From Merriam-Webster:

Cult:

2 a : great devotion to a person, idea, object, movement, or work (such as a film or book)
//criticizing how the media promotes the cult of celebrity
especially : such devotion regarded as a literary or intellectual fad
b : the object of such devotion
c : a usually small group of people characterized by such devotion

But the group is no longer small, because it has been magnified by Fux, Newsmuck, etc., and by the powerful moneyed interests that are at the bidding of whoever is directing all this insanity, whether it be Putin or someone else. Crazy über-evangelicals are aligned with racists, bigots, misogynists, Archie Bunkers and the equally insane followers of Alisa Zinoyevna Rosenbaum, creating a toxic frisson of a mob that has no brain of its own, and continues to boil and fester. They are zombies.

Don Quixote said...

PS: Now, how did all of the abovementioned zombies get the way they are?

Trauma.

Bessel van der Kolk's "The Body Keeps the Score" should be required reading for everyone in America.
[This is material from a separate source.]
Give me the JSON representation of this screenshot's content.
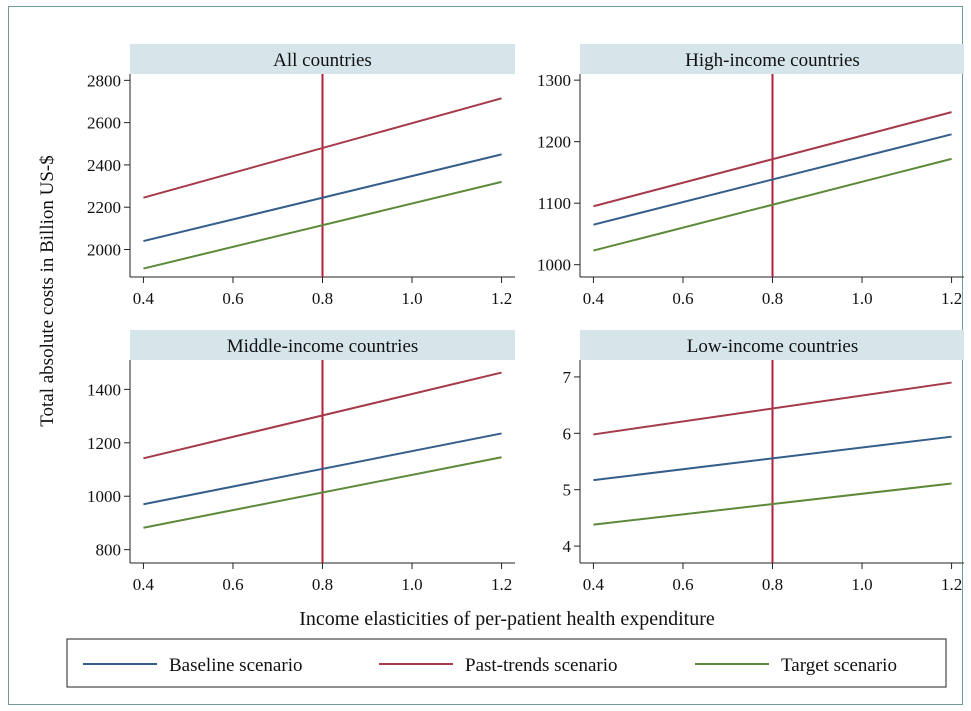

We are a nation founded on genocide and violence. A reckoning is essential, both in our national history, and in our personal lives. Harris, Walz, speak directly to the American public. Tell them, "I know so many of you are hurting. Many of you were physically, emotionally and sexually abused as children. You have reason to be angry, and it's essential to look at the trauma of your lives, and get help. But I can tell you that it is not the answer to take the anger and hurt, and what happened to you, and to let it be mobilized by hateful and miserable men whose only true goal in life is to make you as hateful and miserable as they are. There is hope, and we can transform our individual lives and the life of our nation. But it will take courage and true faith -- not blind faith -- in the process of becoming our authentic selves. Don't buy into poison from haters who don't care about you, or even themselves."

I think such authenticity and sincerity could truly move millions of people who cannot help to receive even a microgram of it from toxic hucksters.

Chucky Peirce said...

Since his base seems be mainly blue collar and/or non college educated. I wonder if they aren't reflecting their culture and experiences:
- People in authority making decisions that are not to be questioned;
- A distrust of nuance or somewhat ambivalent answers (hence a distrust of science , and politics);
- Living in circumstances where making snap decision works better than carefully thought out decisions (working in areas where there is often a danger of something breaking or falling on you, for example).

This is the language and attitude that Trump exhibits, and it sounds familiar to them - like many conversations heard in daily life. These attitudes are the opposite of most of your readers', but I'm sure we have occasionally come into contact with people who think like this.

I don't know how to communicate with this world view, but logic and reason certainly won't work. Maybe stories and analogies. 50 years ago I could have argued that taking suspect names off of voter rolls would also deny many more legit voters the chance to exercise their right to vote: It would be like throwing out the baby with the bathwater. But I doubt that'd make sense to many of that group today.

Chucky Peirce said...

George Orwell nailed Trump's statements 75 years ago - Duckspeak.